Humans can’t be trusted with data. Especially when the stakes are high, human beings have difficulty keeping their heads cool and their thinking straight. The Covid crisis has forcefully illustrated that, as it provided lively illustrations of confirmation bias (“the fact that the virus came from a Horseshoe bat proves it escaped from the Wuhan lab”), base rate neglect (“how can the vaccine be effective if a sizeable proportion of hospital uptakes is fully vaccinated?”), prevention paradoxes (“the horrific predictions of the epidemiologists never materialized, so lockdowns were unnecessary”), and many other errors of reasoning that are characteristic of our species.
The first person to clearly recognize this problem with human cognition was Francis Bacon (1561-1626). Bacon identified several cognitive biases that compromise the rational evaluation of evidence, including post hoc reasoning, confirmation bias, and the inability to distinguish between correlation and causality. For example, here is Bacon’s characterization of confirmation bias: “The human understanding when it has once adopted an opinion (either as being the received opinion or as being agreeable to itself) draws all things else to support and agree with it.” Although 400 years have passed since these words were written, they would not be out of place in a textbook entry on confirmation bias today.
Because humans are so bad at thinking, Bacon suggested they need an antidote to their biases. His articulation of that antidote is the first recognizable description of the scientific method: the process of testing hypotheses through systematic empirical observation. Methodology, as we now understand it, is basically a body of techniques designed to counter our biases. For instance, statistics addresses your tendency to overinterpret anecdotal evidence (“my grandmother smoked and never got cancer”), experimental designs keep you from interpreting correlations as causal effects (“she followed this therapy and then improved, so the therapy works”), and preregistration counters post-hoc reasoning towards your hypothesis (“…but if I delete this case and only look at these variables, the effect does exist!”).
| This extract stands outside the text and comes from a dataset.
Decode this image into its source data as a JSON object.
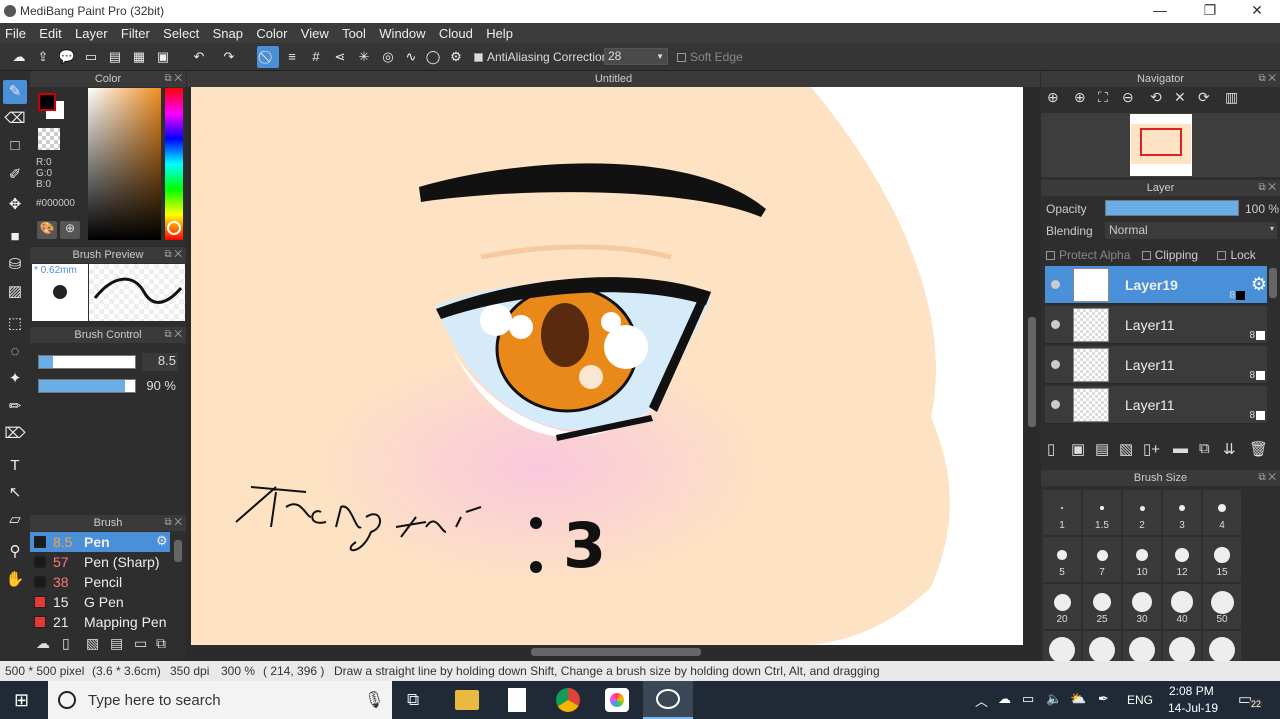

So understood, the essence of the scientific method is psychological: scientific method is what happens when human beings accept their cognitive limitations and take measures to correct those. The voluntary acceptance of restrictions to keep oneself from giving in to bad tendencies is known as a Ulysses pact. It’s named after Ulysses, the protagonist of Homer’s Odyssey, who wanted to hear the seductive Sirens’ song when sailing past them; however, because he understood that this would cause him to lose his senses, he asked his crew to bind him to the mast, so he could not jump ship to swim to the Sirens. That’s exactly what scientific methodology is: a set of methodological strictures and logical straightjackets that we voluntarily commit to, in order to keep ourselves from falling prey to our cognitive Sirens.
Note that the adoption of the scientific method is not foolproof. The replication crisis shows clearly that humans are able to fool themselves even in the presence of scientific methodology. Like crows continuously find new ways of obtaining food in an evolutionarily new urban environment, humans continuously find new ways to reinstate their cognitive biases – sometimes even by creatively reusing technology that was designed to counter these biases. That’s human nature, from a methodological point of view.